Privacy 2.0: What’s missing from Google’s new privacy principles?
![]() Google: Skynet? |
In honor of International Data Privacy Day, Google just released a list of five “Privacy Principles.” Google said it will implement the following ideals when creating new products and services:
- Use information to provide our users with valuable products and services.
- Develop products that reflect strong privacy standards and practices.
- Make the collection of personal information transparent.
- Give users meaningful choices to protect their privacy.
- Be a responsible steward of the information we hold.
These are important principles and they are a great start for a company that collects as much data as Google does.
But these five principles are focused on Google’s own use of data. It is a “Web 1.0″ model of privacy, where all of the concern is focused on how Google itself uses the data it collects. Call it a commitment to “Privacy 1.0.”
One important concept is missing entirely from Google’s list: social privacy.
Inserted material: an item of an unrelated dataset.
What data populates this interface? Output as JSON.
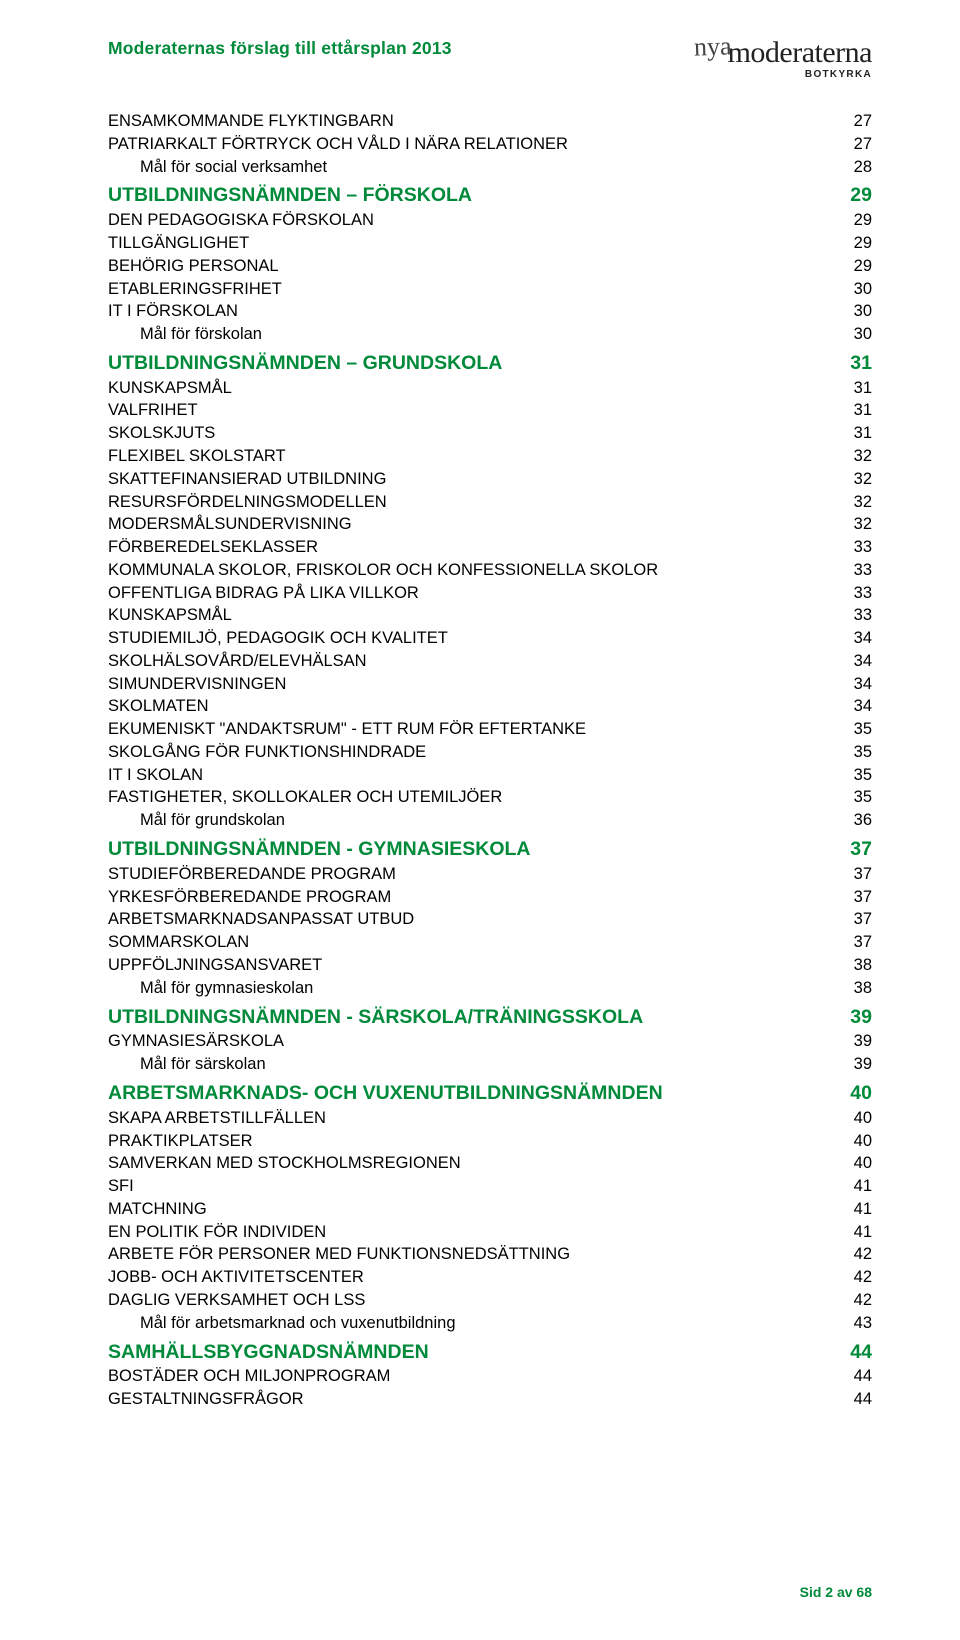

We live in a Web 2.0 world. Data flows through Google in a million ways: through search, through Blogspot, through YouTube, and more. Even if Google promises to not use any of this data itself, thousands of other people can. A video of you hosted on YouTube and found through a Google search can have a far greater impact on your privacy than Google’s use of contextual advertising to serve you ads about suntan lotion when you search for “Bermuda.” Think about it: do you care more about contextual advertising, or a video of you that comes up for any Google search for your name? But Google’s privacy principles do not address this at all: they are entirely focused on Google.
In other words, even if Google promises that it will not misuse data, that does not mean that Google is respecting your privacy. Google is part of a larger privacy ecosystem. In fact, Google is perhaps the largest and most powerful part of the Internet’s privacy ecosystem. Google’s products (search, Blogger, YouTube, and more) connect more people to more information than any other company in history. It is crucial that Google recognize its role as the central connection in a massive data ecosystem. If Google creates a system that allows other people to violate your privacy, Google is complicit.
Take just a few examples that Google’s privacy principles do not even consider. Each of these has significant privacy implications:
- If the first result for a search for your name is a site with your home address and phone number
- If the first result for a search for your name was a site that displayed your medical history, HIV/AIDS status, sexual orientation, or other private information
- If the first result for a search for your name was a “hidden camera” video of you
- If someone else created a blog about you through Google’s BlogSpot service that listed everything you did every day
- If someone else posted a video of you on YouTube that contained false and defamatory lies
- If a health insurer uses Google to search for your name near “cancer”, “diabetes” and “overweight” before denying you coverage
- If an employer uses Google to search for what you are doing in your off-hours and finds that you are politically active in a way that disagrees with the boss
People can disagree about what Google’s obligation is to address each of those situations. But Google’s current privacy principles don’t admit that these are important questions, let alone address this social side of privacy. Call this new form of privacy, “Privacy 2.0“–the concern that your information will be misused by “300 million little brothers” rather than Orwell’s Big Brother. We’ve previously discussed the same principle as applied to Facebook: the concern is not that Facebook itself will violate your privacy, but rather that Facebook will empower other people to violate your privacy.
Google’s “privacy principles” are entirely focused on the old view of privacy, when the biggest fear was that Google itself would violate your privacy. It’s easy to protect your privacy from Google that way: just don’t use Google.
But in the Web 2.0 world, it is time for Google to accept that its privacy choices have impacts that go well beyond its corporate use of data. Google can create a system that allows users to protect their privacy from others. As the largest and most important information provider, Google has an obligation to at least consider these privacy implications. Its “privacy principles” don’t appear to even admit that its privacy practices affect a lot more than just its internal data use. It’s time for Google to catch up with Privacy 2.0.